4 Way Handshake

The 4-way handshake is the process of exchanging 4 messages between an access point (authenticator) and the client device (supplicant) to generate some encryption keys which can be used to encrypt actual data sent over Wireless medium [1].

Message1: access point sends EAPOL message with Anonce (random number) to the device to generate PTK. Don’t forget client device knows Ap’s MAC because its connected to it. It has PMK, Snonce and its own MAC address. Once it receives Anonce from access point it has all the inputs to create the PTK.

PTK = PRF (PMK + Anonce + SNonce + Mac (AA)+ Mac (SA))

Message2: Once the device has created its PTK it sends out SNonce which is needed by the access point to generate PTK as well. The device sends EAPOL to AP message2 with MIC (message integrity check) to make sure when the access point can verify whether this message corrupted or modified. Once SNonce received by the AP it can generate PTK as well for unicast traffic encryption.

This is the second message going from the client device to AP with Snonce and MIC field set to 1.

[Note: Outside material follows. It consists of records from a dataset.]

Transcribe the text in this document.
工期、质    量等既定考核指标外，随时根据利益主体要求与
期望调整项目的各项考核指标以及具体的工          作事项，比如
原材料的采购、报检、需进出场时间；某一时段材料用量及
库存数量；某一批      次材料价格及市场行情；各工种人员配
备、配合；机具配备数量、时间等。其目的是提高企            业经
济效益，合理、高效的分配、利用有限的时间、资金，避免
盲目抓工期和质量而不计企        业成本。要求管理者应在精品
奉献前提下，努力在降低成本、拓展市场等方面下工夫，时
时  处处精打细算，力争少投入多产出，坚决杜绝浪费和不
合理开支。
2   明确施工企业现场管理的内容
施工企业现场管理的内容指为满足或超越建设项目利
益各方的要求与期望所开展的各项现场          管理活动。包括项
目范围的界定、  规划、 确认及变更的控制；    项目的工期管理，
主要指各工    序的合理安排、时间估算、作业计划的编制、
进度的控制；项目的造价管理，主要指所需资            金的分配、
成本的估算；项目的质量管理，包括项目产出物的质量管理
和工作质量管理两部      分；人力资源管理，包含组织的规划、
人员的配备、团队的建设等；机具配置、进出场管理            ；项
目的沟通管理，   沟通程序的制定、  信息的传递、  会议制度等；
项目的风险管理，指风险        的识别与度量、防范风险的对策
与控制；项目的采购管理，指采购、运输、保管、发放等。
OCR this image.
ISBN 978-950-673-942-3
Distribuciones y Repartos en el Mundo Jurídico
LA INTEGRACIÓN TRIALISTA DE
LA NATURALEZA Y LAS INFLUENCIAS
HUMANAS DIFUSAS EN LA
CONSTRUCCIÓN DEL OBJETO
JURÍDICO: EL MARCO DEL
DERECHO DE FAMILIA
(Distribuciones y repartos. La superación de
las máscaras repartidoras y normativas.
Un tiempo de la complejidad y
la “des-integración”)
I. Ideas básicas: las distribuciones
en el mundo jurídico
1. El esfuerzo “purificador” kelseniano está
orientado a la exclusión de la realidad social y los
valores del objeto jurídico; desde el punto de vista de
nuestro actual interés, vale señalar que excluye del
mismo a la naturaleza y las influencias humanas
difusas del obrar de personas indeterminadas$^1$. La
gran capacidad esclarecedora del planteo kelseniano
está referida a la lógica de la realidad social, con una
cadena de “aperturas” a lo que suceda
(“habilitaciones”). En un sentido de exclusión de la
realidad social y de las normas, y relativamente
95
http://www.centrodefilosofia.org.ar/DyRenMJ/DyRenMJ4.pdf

Message3: EAPOL message3 is sent from AP to client device containing GTK. AP creates GTK without the involvement of the client from GMK.

Message4: Fourth and last EPOL message will be sent from the client to AP just to confirm that Keys have been installed.

4-way handshake Result:

Control port unlocked: Once the 4-way handshake is completed successfully virtual control port which blocks all the traffic will be open and now encrypted traffic can flow. Now all unicast traffic will be encrypted with PTK and all multicast traffic will be encrypted via GTK which created in the 4-way handshake process.